Along the way, I tasted wine from Pessac-Leognan (a comparative tasting with their alto-Borghese Bolgheri cousins. I had the chance to test my hopeful speculation in regards to Italian wine influence outside the borders of Italy. In fact, I asked a high ranking Bolgheri insider if indeed the wines from Bolgheri had influenced their Bordelaise colleagues. His answer? “The French, in influenced by us? I don’t think so. They appreciate the exchange, though, they are relationship driven.” I wondered if that was a diplomatic response or if the idea of relationship can be independent from influence. I have no evidence that the two are autonomous from one another. So, indeed it was a gracious response in which one can draw their own conclusions. I found no evidence of influence from Bolgheri in the wines of Pessac-Leognan, though. So much for my burgeoning theory.

As with any extended stay in Verona, one will be eventually exposed to Amarone. And as the Tommasi family hosted our writer’s klatch, we were generously exposed on more than one occasion to Amarone and how a traditional style can age, as well as the evolution of winemaking. In the case of ageing, one goes back in time. With evolution, one looks forward to the most recent, to see what has become of the thing being studied.

I’ve felt for some time that aged wines aren’t all they are cracked up to be. I know with older Italian wine that the storage (and winemaking in general in 1958) just wasn’t as good as it is today. The good old days aren’t the days of old – it is now. And for young wine lovers (and collectors) this is a great time to stow away some of the new wines coming. The 2013 vintage of Amarone is quite lovely, as is Brunello, Barolo and Aglianico del Vulture (just some of the ‘13’s I tasted during Vinitaly). This is your golden age.
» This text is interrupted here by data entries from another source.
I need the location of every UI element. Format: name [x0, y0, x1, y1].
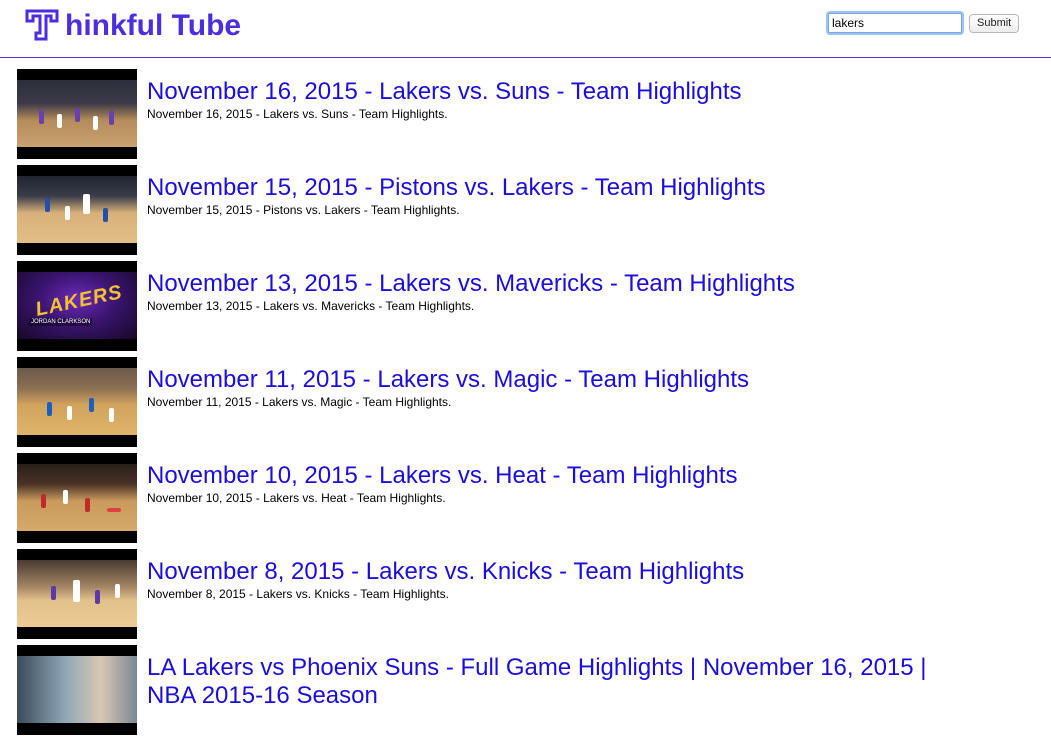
result-item: November 8, 2015 - Lakers vs. Knicks - T…	[17, 549, 1051, 645]
result-item: November 16, 2015 - Lakers vs. Suns - Te…	[17, 69, 1051, 165]
result-description: November 15, 2015 - Pistons vs. Lakers -…	[147, 203, 460, 217]
thumbnail-image	[17, 176, 137, 243]
search-results-list: November 16, 2015 - Lakers vs. Suns - Te…	[17, 69, 1051, 741]
thumbnail-image	[17, 368, 137, 435]
video-thumbnail[interactable]	[17, 357, 137, 447]
result-title-link[interactable]: November 11, 2015 - Lakers vs. Magic - T…	[147, 366, 749, 394]
result-title-link[interactable]: November 16, 2015 - Lakers vs. Suns - Te…	[147, 78, 742, 106]
result-item: November 15, 2015 - Pistons vs. Lakers -…	[17, 165, 1051, 261]
brand-logo[interactable]: hinkful Tube	[24, 5, 241, 45]
submit-button[interactable]: Submit	[969, 13, 1020, 33]
result-title-link[interactable]: LA Lakers vs Phoenix Suns - Full Game Hi…	[147, 654, 947, 710]
result-item: November 11, 2015 - Lakers vs. Magic - T…	[17, 357, 1051, 453]
search-form: Submit	[828, 13, 1020, 33]
result-title-link[interactable]: November 15, 2015 - Pistons vs. Lakers -…	[147, 174, 766, 202]
result-title-link[interactable]: November 13, 2015 - Lakers vs. Mavericks…	[147, 270, 795, 298]
thinkful-t-logo-icon	[25, 9, 59, 41]
video-thumbnail[interactable]	[17, 69, 137, 159]
result-title-link[interactable]: November 10, 2015 - Lakers vs. Heat - Te…	[147, 462, 738, 490]
video-thumbnail[interactable]	[17, 165, 137, 255]
search-input[interactable]	[828, 13, 962, 33]
result-description: November 13, 2015 - Lakers vs. Mavericks…	[147, 299, 475, 313]
result-description: November 10, 2015 - Lakers vs. Heat - Te…	[147, 491, 446, 505]
thumbnail-image: LAKERS JORDAN CLARKSON	[17, 272, 137, 339]
result-description: November 16, 2015 - Lakers vs. Suns - Te…	[147, 107, 448, 121]
app-header: hinkful Tube Submit	[0, 0, 1051, 58]
video-thumbnail[interactable]	[17, 453, 137, 543]
result-title-link[interactable]: November 8, 2015 - Lakers vs. Knicks - T…	[147, 558, 744, 586]
thumbnail-image	[17, 560, 137, 627]
result-item: November 10, 2015 - Lakers vs. Heat - Te…	[17, 453, 1051, 549]
result-description: November 8, 2015 - Lakers vs. Knicks - T…	[147, 587, 449, 601]
thumbnail-image	[17, 464, 137, 531]
result-description: November 11, 2015 - Lakers vs. Magic - T…	[147, 395, 452, 409]
result-item: LAKERS JORDAN CLARKSON November 13, 2015…	[17, 261, 1051, 357]
thumbnail-image	[17, 80, 137, 147]
thumbnail-image	[17, 656, 137, 723]
video-thumbnail[interactable]: LAKERS JORDAN CLARKSON	[17, 261, 137, 351]
thumbnail-lakers-text: LAKERS	[33, 281, 125, 321]
thumbnail-player-caption: JORDAN CLARKSON	[29, 318, 93, 326]
video-thumbnail[interactable]	[17, 549, 137, 639]
result-item: LA Lakers vs Phoenix Suns - Full Game Hi…	[17, 645, 1051, 741]
brand-name: hinkful Tube	[65, 9, 242, 42]
video-thumbnail[interactable]	[17, 645, 137, 735]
My new/old discovery – Freisa. The Consorzio Barbera d’Asti e Vini Del Monferrato asked me to lead a master class they called “Discovering Freisa, ancient grape of Piedmont, and its versatility.” Having had a little experience with Freisa over the years, I thought the day before to go around the Piedmont pavilion and taste a few. What I found were few producers who had the wines to show. One producer Fabio Alessandria of G.B Burlotto, in the Langhe (not in the Asti Consortium) poured me his and his mother volunteered a little history of the wine (its ups and downs) as she has witnessed it in her life. It’s so funny, how a wine disappears and then someday it pokes its head out and becomes a "discovery." Freisa was consumed in great quantities up to about the 1960’s. and then other things started taking its place, like Barbera, and the globalization phenomenon. All the while, Freisa stayed in the back ground, supplying international varieties with some local context, as it was often blended together. But Freisa is not a wallflower wine. I really must say no more, as this is a blog post on its own. But it was like opening King Tut’s tomb and finding something that had been overlooked all those years. The folks in Asti/Monferrato are making lovely Freisa wines, once again.
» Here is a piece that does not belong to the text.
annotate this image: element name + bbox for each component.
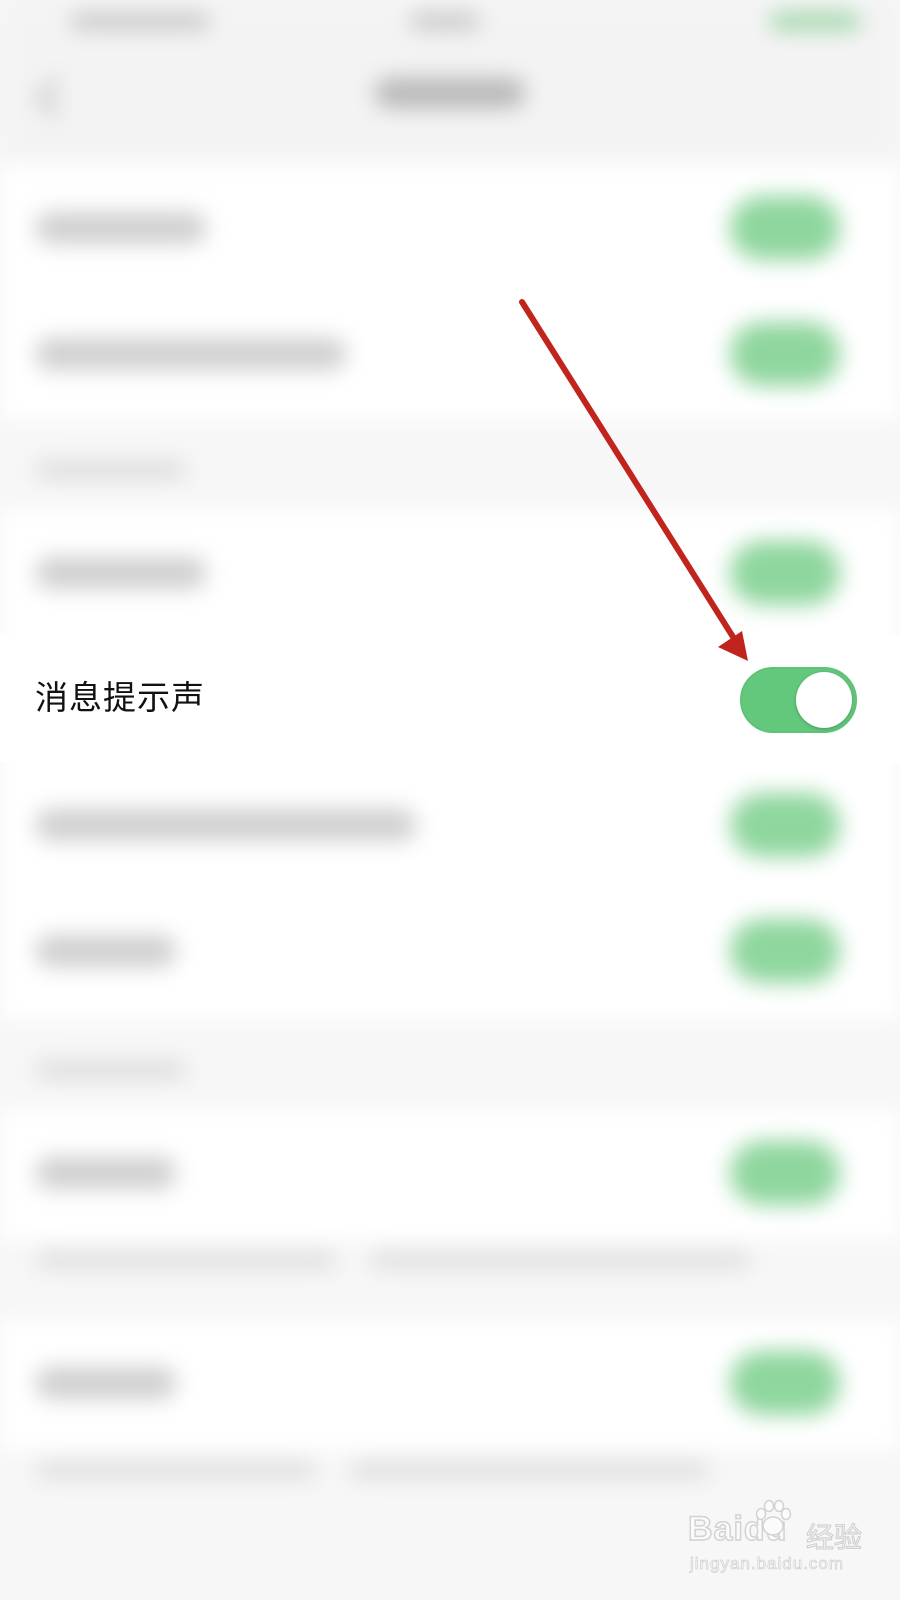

The organization of Vinitaly, this year, was probably the best I have seen in my 34 years of going to the show. The lines were, to this introvert, manageable. The crowds were sober, which shows real vigilance in keeping out the riff-raff. And the bathrooms were plentiful and clean (for the men. Cannot speak for the women, but I would hope they were as good). And the wines have never been better.

Italian wine is something to be proud of – they are inventive, varied and with so much of their real nature. Organic methods are becoming the standard, not the exception. Oak ageing is not out of control like it was in decades’ past. Use of alternate energy sources (solar, notably) is on the rise. And the young generation is kicking in. You can feel their youthful exuberance, I really wish, in some ways, I was just about 20 years younger, so that I could actively witness the evolution that we will see in the next 34 years. That said, with a mother who lived to be 102, I quite possibly will. Now that’d be a real kicker!

wine blog +  Italian wine blog + Italy W

1 comment:

Marco Corigliano Calabro said...

"Cosa diranno di te tra cent anni." Good to hear that you got to use the best bathrooms and that the Italians have cleaned things up at Vinitaly. Thanks for the links to the two producers in Cirò. I will ask my retailer if they can bring some in.